The IEEE International Conference on Computer Design encompasses a wide range of topics in the research, design, and implementation of computer systems and their components. ICCD’s multi-disciplinary emphasis provides an ideal environment for developers and researchers to discuss practical and theoretical work covering systems and applications, computer architecture, veriﬁcation and test, design tools and methodologies, circuit design, and technology. We especially encourage submissions that look forward to future systems and technologies.
Original manuscripts are welcomed to be submitted to the following tracks:
Track 1. Computer Systems: Systems architecture (memory hierarchy, memory, storage, NoC), and systems software (compiler, programming language/model, OS, hypervisor, runtime) design and co-design for embedded/real-time systems, high-performance computing (HPC) systems, data center and cloud/edge servers, exascale systems; General purpose multi/many cores, co-processors, accelerators, and application-specific systems; Support for security, reliability, and energy efficiency and proportionality; Architectures and compilers for thread parallelism, synchronization, and communication; Virtual memory; Systems support for NVMs and future novel computing platforms including quantum, neuromorphic, and bio-inspired computing; Specialized OS, runtime, and storage systems for high-performance computing and exascale systems.

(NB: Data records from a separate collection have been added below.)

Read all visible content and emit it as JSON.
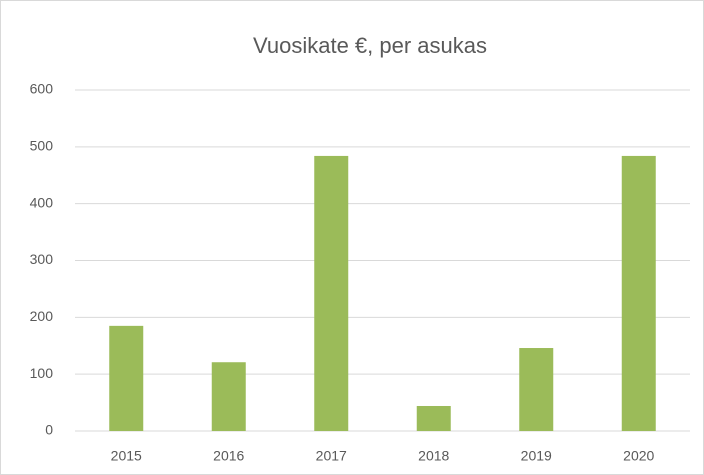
{
  "chart_data": {
    "type": "bar",
    "title": "Vuosikate €, per asukas",
    "categories": [
      "2015",
      "2016",
      "2017",
      "2018",
      "2019",
      "2020"
    ],
    "values": [
      185,
      121,
      484,
      44,
      146,
      484
    ],
    "color": "#9bbb59",
    "ylim": [
      0,
      600
    ],
    "yticks": [
      0,
      100,
      200,
      300,
      400,
      500,
      600
    ],
    "grid": true
  }
}
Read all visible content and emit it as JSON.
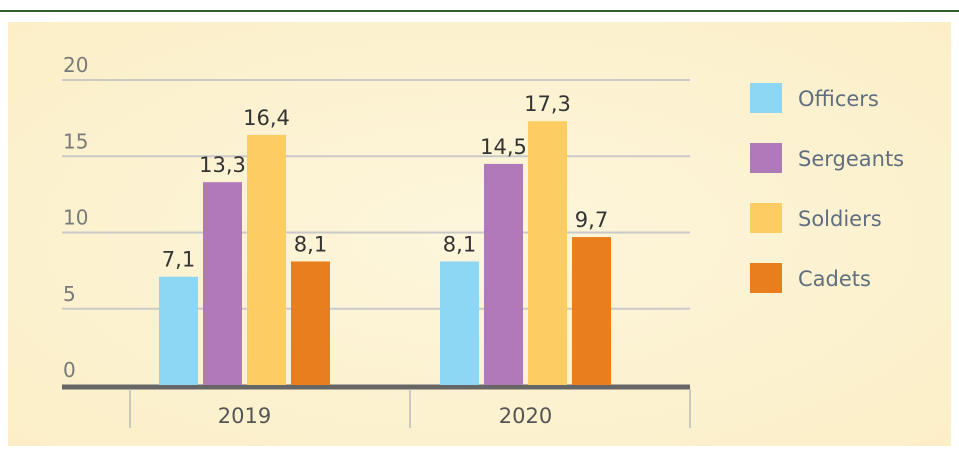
{
  "chart_data": {
    "type": "bar",
    "categories": [
      "2019",
      "2020"
    ],
    "series": [
      {
        "name": "Officers",
        "color": "#8dd6f4",
        "values": [
          7.1,
          8.1
        ],
        "value_labels": [
          "7,1",
          "8,1"
        ]
      },
      {
        "name": "Sergeants",
        "color": "#b07ab8",
        "values": [
          13.3,
          14.5
        ],
        "value_labels": [
          "13,3",
          "14,5"
        ]
      },
      {
        "name": "Soldiers",
        "color": "#fdcd63",
        "values": [
          16.4,
          17.3
        ],
        "value_labels": [
          "16,4",
          "17,3"
        ]
      },
      {
        "name": "Cadets",
        "color": "#e97e1f",
        "values": [
          8.1,
          9.7
        ],
        "value_labels": [
          "8,1",
          "9,7"
        ]
      }
    ],
    "ylim": [
      0,
      20
    ],
    "yticks": [
      0,
      5,
      10,
      15,
      20
    ],
    "grid": true,
    "legend": "right"
  }
}
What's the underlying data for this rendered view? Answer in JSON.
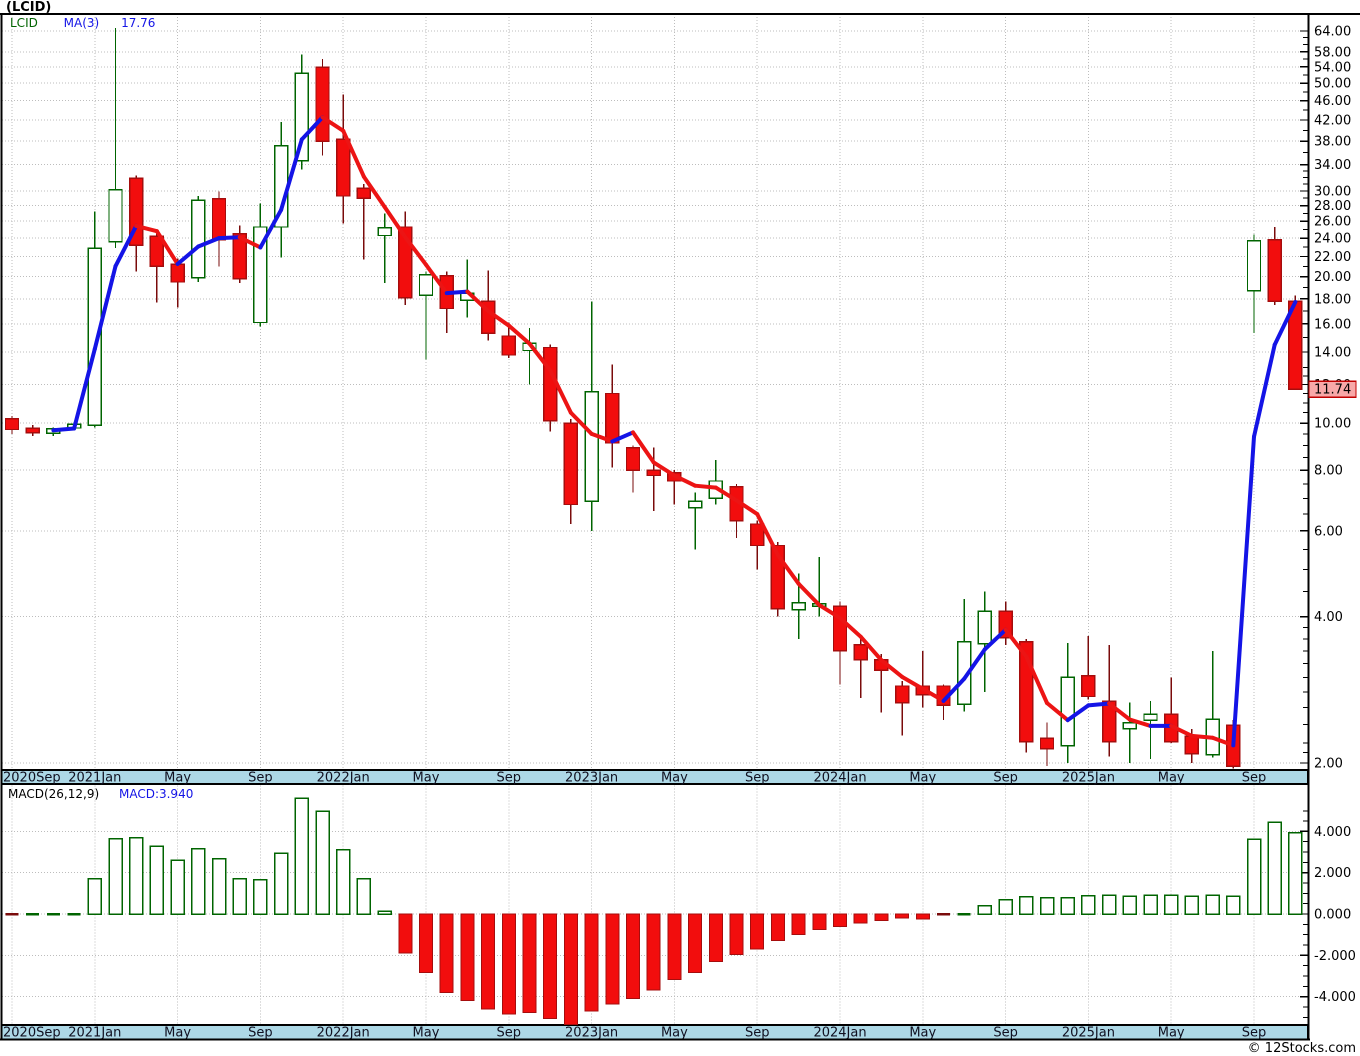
{
  "window": {
    "title": "(LCID)"
  },
  "legend": {
    "symbol": "LCID",
    "ma_label": "MA(3)",
    "ma_value": "17.76"
  },
  "macd_panel": {
    "label": "MACD(26,12,9)",
    "value_label": "MACD:3.940"
  },
  "footer": {
    "copyright": "© 12Stocks.com"
  },
  "price_axis": {
    "tick_labels": [
      "64.00",
      "58.00",
      "54.00",
      "50.00",
      "46.00",
      "42.00",
      "38.00",
      "34.00",
      "30.00",
      "28.00",
      "26.00",
      "24.00",
      "22.00",
      "20.00",
      "18.00",
      "16.00",
      "14.00",
      "12.00",
      "10.00",
      "8.00",
      "6.00",
      "4.00",
      "2.00"
    ],
    "tick_values": [
      64,
      58,
      54,
      50,
      46,
      42,
      38,
      34,
      30,
      28,
      26,
      24,
      22,
      20,
      18,
      16,
      14,
      12,
      10,
      8,
      6,
      4,
      2
    ],
    "current_label": "11.74",
    "current_value": 11.74
  },
  "macd_axis": {
    "tick_labels": [
      "4.000",
      "2.000",
      "0.000",
      "-2.000",
      "-4.000"
    ],
    "tick_values": [
      4,
      2,
      0,
      -2,
      -4
    ]
  },
  "date_axis": {
    "labels": [
      {
        "index": 0,
        "text": "2020Sep"
      },
      {
        "index": 4,
        "text": "2021Jan"
      },
      {
        "index": 8,
        "text": "May"
      },
      {
        "index": 12,
        "text": "Sep"
      },
      {
        "index": 16,
        "text": "2022Jan"
      },
      {
        "index": 20,
        "text": "May"
      },
      {
        "index": 24,
        "text": "Sep"
      },
      {
        "index": 28,
        "text": "2023Jan"
      },
      {
        "index": 32,
        "text": "May"
      },
      {
        "index": 36,
        "text": "Sep"
      },
      {
        "index": 40,
        "text": "2024Jan"
      },
      {
        "index": 44,
        "text": "May"
      },
      {
        "index": 48,
        "text": "Sep"
      },
      {
        "index": 52,
        "text": "2025Jan"
      },
      {
        "index": 56,
        "text": "May"
      },
      {
        "index": 60,
        "text": "Sep"
      }
    ]
  },
  "colors": {
    "up": "#006400",
    "up_fill": "#ffffff",
    "down_fill": "#f20d0d",
    "down_stroke": "#a50d0d",
    "down_wick": "#7a0b0b",
    "ma_up": "#1414e6",
    "ma_down": "#ec1414",
    "grid": "#bdbdbd",
    "frame": "#000000",
    "strip": "#add8e6",
    "badge_fill": "#f8a8a8",
    "badge_border": "#c00000",
    "axis_text": "#000000"
  },
  "chart_data": [
    {
      "type": "candlestick",
      "symbol": "LCID",
      "title": "(LCID)",
      "scale": "log",
      "ylim": [
        1.95,
        66
      ],
      "ma_period": 3,
      "ma_last": 17.76,
      "last_price": 11.74,
      "months": [
        "2020-09",
        "2020-10",
        "2020-11",
        "2020-12",
        "2021-01",
        "2021-02",
        "2021-03",
        "2021-04",
        "2021-05",
        "2021-06",
        "2021-07",
        "2021-08",
        "2021-09",
        "2021-10",
        "2021-11",
        "2021-12",
        "2022-01",
        "2022-02",
        "2022-03",
        "2022-04",
        "2022-05",
        "2022-06",
        "2022-07",
        "2022-08",
        "2022-09",
        "2022-10",
        "2022-11",
        "2022-12",
        "2023-01",
        "2023-02",
        "2023-03",
        "2023-04",
        "2023-05",
        "2023-06",
        "2023-07",
        "2023-08",
        "2023-09",
        "2023-10",
        "2023-11",
        "2023-12",
        "2024-01",
        "2024-02",
        "2024-03",
        "2024-04",
        "2024-05",
        "2024-06",
        "2024-07",
        "2024-08",
        "2024-09",
        "2024-10",
        "2024-11",
        "2024-12",
        "2025-01",
        "2025-02",
        "2025-03",
        "2025-04",
        "2025-05",
        "2025-06",
        "2025-07",
        "2025-08",
        "2025-09",
        "2025-10",
        "2025-11"
      ],
      "ohlc": [
        [
          10.2,
          10.35,
          9.5,
          9.7
        ],
        [
          9.75,
          9.9,
          9.4,
          9.55
        ],
        [
          9.52,
          9.8,
          9.4,
          9.74
        ],
        [
          9.77,
          10.05,
          9.7,
          9.95
        ],
        [
          9.9,
          27.2,
          9.8,
          22.9
        ],
        [
          23.6,
          64.9,
          22.9,
          30.2
        ],
        [
          31.9,
          32.3,
          20.5,
          23.2
        ],
        [
          24.2,
          24.8,
          17.7,
          21.0
        ],
        [
          21.2,
          21.8,
          17.3,
          19.5
        ],
        [
          19.9,
          29.3,
          19.5,
          28.7
        ],
        [
          28.9,
          29.9,
          21.0,
          23.8
        ],
        [
          24.5,
          25.5,
          19.4,
          19.8
        ],
        [
          16.1,
          28.3,
          15.8,
          25.3
        ],
        [
          25.3,
          41.6,
          21.9,
          37.2
        ],
        [
          34.6,
          57.3,
          33.2,
          52.4
        ],
        [
          53.9,
          56.0,
          35.5,
          38.0
        ],
        [
          38.3,
          47.4,
          25.7,
          29.3
        ],
        [
          30.4,
          31.0,
          21.7,
          29.0
        ],
        [
          24.3,
          27.0,
          19.4,
          25.2
        ],
        [
          25.3,
          27.2,
          17.5,
          18.1
        ],
        [
          18.3,
          20.5,
          13.5,
          20.2
        ],
        [
          20.1,
          20.5,
          15.3,
          17.2
        ],
        [
          17.9,
          21.7,
          16.5,
          18.5
        ],
        [
          17.8,
          20.6,
          14.8,
          15.3
        ],
        [
          15.1,
          16.1,
          13.6,
          13.8
        ],
        [
          14.1,
          15.7,
          12.0,
          14.6
        ],
        [
          14.3,
          14.5,
          9.6,
          10.1
        ],
        [
          10.0,
          10.2,
          6.2,
          6.8
        ],
        [
          6.9,
          17.8,
          6.0,
          11.6
        ],
        [
          11.5,
          13.2,
          8.1,
          9.1
        ],
        [
          8.9,
          9.0,
          7.2,
          8.0
        ],
        [
          8.0,
          8.9,
          6.6,
          7.8
        ],
        [
          7.9,
          8.0,
          6.8,
          7.6
        ],
        [
          6.7,
          7.2,
          5.5,
          6.9
        ],
        [
          7.0,
          8.4,
          6.8,
          7.6
        ],
        [
          7.4,
          7.5,
          5.8,
          6.3
        ],
        [
          6.2,
          6.3,
          5.0,
          5.6
        ],
        [
          5.6,
          5.7,
          4.0,
          4.15
        ],
        [
          4.13,
          4.9,
          3.6,
          4.27
        ],
        [
          4.2,
          5.3,
          4.0,
          4.25
        ],
        [
          4.2,
          4.3,
          2.9,
          3.4
        ],
        [
          3.5,
          3.6,
          2.72,
          3.26
        ],
        [
          3.26,
          3.35,
          2.54,
          3.1
        ],
        [
          2.88,
          2.95,
          2.28,
          2.66
        ],
        [
          2.88,
          3.4,
          2.6,
          2.76
        ],
        [
          2.88,
          2.9,
          2.45,
          2.63
        ],
        [
          2.64,
          4.35,
          2.55,
          3.55
        ],
        [
          3.52,
          4.5,
          2.8,
          4.1
        ],
        [
          4.1,
          4.3,
          3.5,
          3.62
        ],
        [
          3.55,
          3.6,
          2.1,
          2.21
        ],
        [
          2.25,
          2.42,
          1.97,
          2.14
        ],
        [
          2.17,
          3.53,
          2.0,
          3.0
        ],
        [
          3.02,
          3.65,
          2.7,
          2.74
        ],
        [
          2.68,
          3.5,
          2.06,
          2.21
        ],
        [
          2.35,
          2.66,
          2.0,
          2.42
        ],
        [
          2.45,
          2.68,
          2.04,
          2.52
        ],
        [
          2.52,
          3.0,
          2.2,
          2.21
        ],
        [
          2.27,
          2.35,
          2.0,
          2.09
        ],
        [
          2.08,
          3.4,
          2.05,
          2.46
        ],
        [
          2.39,
          2.45,
          1.95,
          1.97
        ],
        [
          18.7,
          24.4,
          15.3,
          23.7
        ],
        [
          23.8,
          25.3,
          17.5,
          17.8
        ],
        [
          17.8,
          18.3,
          11.7,
          11.74
        ]
      ]
    },
    {
      "type": "bar",
      "title": "MACD(26,12,9)",
      "last": 3.94,
      "ylim": [
        -5.6,
        5.8
      ],
      "values": [
        -0.05,
        0.02,
        0.02,
        0.03,
        1.7,
        3.64,
        3.7,
        3.28,
        2.6,
        3.15,
        2.67,
        1.7,
        1.66,
        2.93,
        5.6,
        4.97,
        3.12,
        1.7,
        0.13,
        -1.89,
        -2.83,
        -3.8,
        -4.19,
        -4.61,
        -4.84,
        -4.77,
        -5.05,
        -5.45,
        -4.69,
        -4.37,
        -4.08,
        -3.67,
        -3.16,
        -2.83,
        -2.3,
        -1.97,
        -1.7,
        -1.28,
        -1.0,
        -0.76,
        -0.6,
        -0.44,
        -0.32,
        -0.19,
        -0.25,
        -0.1,
        0.05,
        0.4,
        0.7,
        0.83,
        0.78,
        0.78,
        0.89,
        0.92,
        0.86,
        0.92,
        0.92,
        0.86,
        0.92,
        0.86,
        3.61,
        4.45,
        3.94
      ]
    }
  ]
}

Track 2. Electronic Design Automation: System-level design and synthesis; High-level, logic and physical synthesis; Physical planning, design, and early estimation for large circuits; Automatic analysis and optimization of timing, power, variability/yield, temperature, and noise; Physical design, including floorplanning, placement, and routing; Clock-tree synthesis; Verification methods at different levels of the EDA flow; Tools for multiple-clock domains, asynchronous, and mixed timing methodologies; CAD support for FPGAs, ASSPs, structured ASICs, platform-based design and NOC; DfM and OPC methodologies; Tools and design methods for emerging technologies (MEMs, spintronics, nano, quantum).
Track 3. Embedded Systems and IoT: All aspects of embedded systems, and IoT devices; Ubiquitous computing, and sensing; Cloud computing; Wireless sensor networks; RFID; Data collection, and information management; Digital control; Man-machine interaction; Plant automation systems, and optimal resource allocation; Factory of the future; IoT sensors for supply-chain management; Blockchain for enterprise resource planning, and supply-chain management; Safety, maintainability, and availability; Fail-safe vs. fail-operational; Smart environments; Smart water; Smart energy, and smart grid; Smart homes; Smart driving, smart traffic; Pervasive sensing, and control devices; Linking the cyber and biological worlds; Brain-machine interfaces; Body-area networks; Wireless implanted interfaces.
Track 4. Logic and Circuit Design: Circuits and design techniques for digital, memory, analog and mixed-signal systems; Circuits and design techniques for high performance and low power; Circuits and design techniques for robustness under process variability, electromigration, and radiation; Design techniques for emerging and maturing technologies (MEMs, nano-spintronics, quantum, flexible electronics, multigate devices, in-memory computing); Asynchronous circuit design; Signal-processing, graphic-processor, and datapath circuits.
Track 5. Processor Architecture: Microarchitecture design techniques for single- and multi-core processors, such as instruction-level parallelism, pipelining, caching, branch prediction, and multithreading; Techniques for low-power, secure, and reliable processors; Embedded, network, graphic, system-on-chip, application-specific and digital signal processor design; Hardware support for processor virtualization; Real-life design challenges: case studies, tradeoffs, postmortems.
Track 6. Test, Verification, and Security: Design error debug and diagnosis; Fault modeling; Fault simulation and ATPG; Analog/RF testing; Statistical test methods; Large volume yield analysis and learning; Fault tolerance; DFT and BIST; Functional, transaction-level, RTL, and gate-level modeling and verification of hardware designs; Equivalence checking, property checking, and theorem proving; Constrained-random test generation; High-level design and SoC validation; Hardware security primitives; Side-channel analysis; Logic and microarchitectural countermeasures; Hardware security for IoT; Interaction between VLSI test and trust.